Artist rendering of a neutron star merger. (Courtesy: NSF LIGO; Sonoma State University; A. Simonnet)
In 2015, the Laser Interferometer Gravitational-Wave Observatory (LIGO) observed the first detection of gravitational waves—ripples in the fabric of spacetime created by the cataclysmic collision of two black holes. The Syracuse University Gravitational Wave Group played a leading role in this monumental discovery that confirmed a major prediction of Albert Einstein’s general theory of relativity. Since this first discovery, LIGO has detected dozens more black hole collisions and observed the collision of two neutron stars, seeing the universe make gold and platinum. Today, physicists in the College of Arts and Sciences (A&S) are working to design Cosmic Explorer: a next-generation gravitational-wave observatory capable of seeing much further into the Universe and observing with higher precision than ever before.
Duncan Brown
Among those physicists is Duncan Brown, Charles Brightman Endowed Professor of Physics and Syracuse University’s vice president for research. Brown was recently awarded a $210,000 grant from the National Science Foundation (NSF) to develop advanced algorithms and computational techniques to explore how astrophysical information can be extracted from the signal-rich data of future detectors.
Gravitational waves are produced by the universe’s most violent and energetic processes. When two black holes collide or massive stars explode at the end of their lifetimes, they create waves in spacetime that can be observed using gravitational-wave detectors. Cosmic Explorer will be sensitive enough to study the collisions of the remnants from the first stars that formed in the universe. But to meet the target build date in the mid-2030s, investment in technology development is needed now.

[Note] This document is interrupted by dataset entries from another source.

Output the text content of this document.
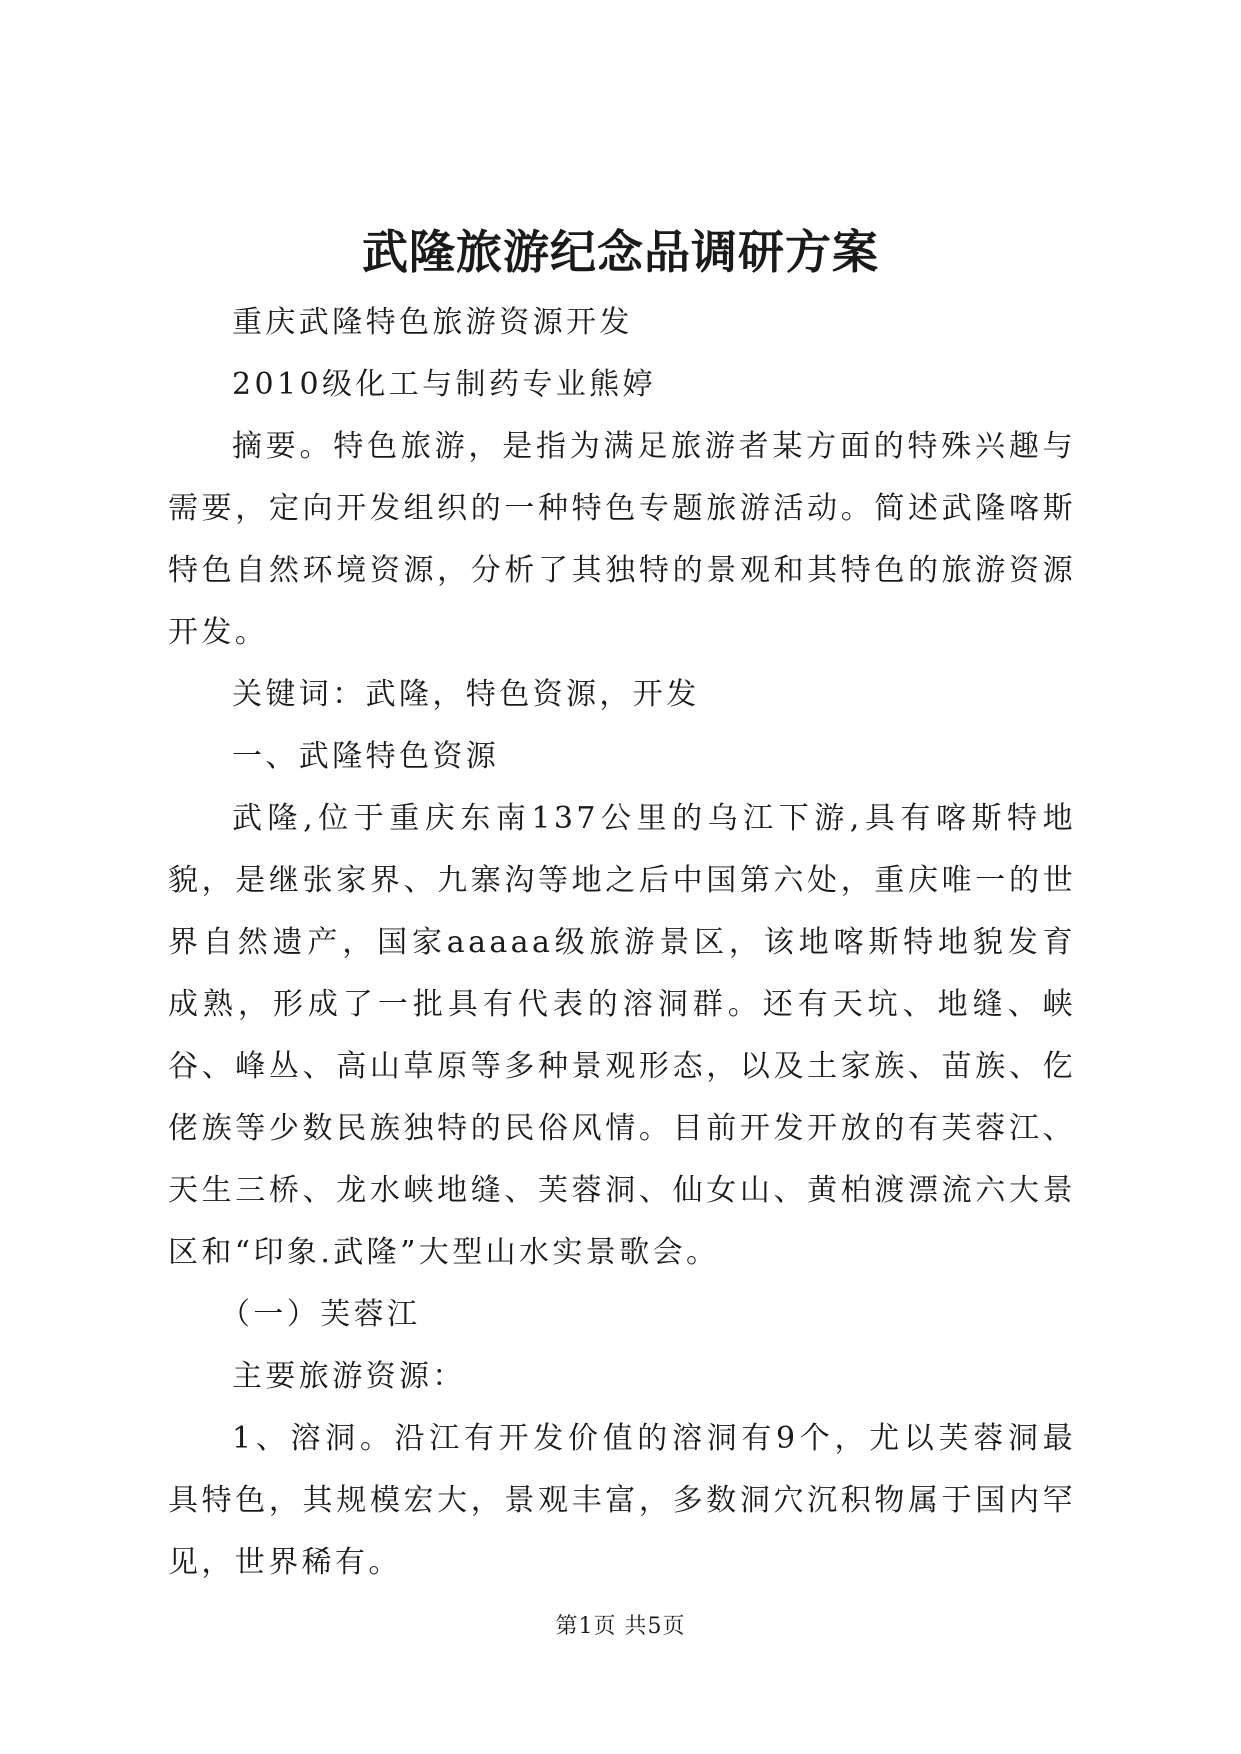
武隆旅游纪念品调研方案

重庆武隆特色旅游资源开发

2010级化工与制药专业熊婷

摘要。特色旅游，是指为满足旅游者某方面的特殊兴趣与需要，定向开发组织的一种特色专题旅游活动。简述武隆喀斯特色自然环境资源，分析了其独特的景观和其特色的旅游资源开发。

关键词：武隆，特色资源，开发

一、武隆特色资源

武隆,位于重庆东南137公里的乌江下游,具有喀斯特地貌，是继张家界、九寨沟等地之后中国第六处，重庆唯一的世界自然遗产，国家aaaaa级旅游景区，该地喀斯特地貌发育成熟，形成了一批具有代表的溶洞群。还有天坑、地缝、峡谷、峰丛、高山草原等多种景观形态，以及土家族、苗族、仡佬族等少数民族独特的民俗风情。目前开发开放的有芙蓉江、天生三桥、龙水峡地缝、芙蓉洞、仙女山、黄柏渡漂流六大景区和“印象.武隆”大型山水实景歌会。

（一）芙蓉江

主要旅游资源：

1、溶洞。沿江有开发价值的溶洞有9个，尤以芙蓉洞最具特色，其规模宏大，景观丰富，多数洞穴沉积物属于国内罕见，世界稀有。

第1页 共5页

Brown will use the NSF funding to develop new algorithms to detect signals with Cosmic Explorer and understand the astrophysics encoded in the observed waves. This research will also help estimate the computational resources required to fully exploit the science potential of next-generation detectors, as well as educate a community of researchers that is ready to explore the universe within this new observational window.
“Gravitational-wave astronomy is an amazing field,” says Brown. “With Cosmic Explorer, humanity will go from its first glimpse of the gravitational-wave sky to detecting every black hole merger in the universe within a single human lifetime. We need to start preparing now for the exciting data deluge that Cosmic Explorer will bring.”
Through the educational component of this grant, undergraduate and graduate students in A&S’ physics department will learn computational skills that advance the competitiveness of the U.S. STEM workforce. This award will also support an effort to bring high-performance computing to school districts in rural Pennsylvania and promote STEM education in K-12 schools.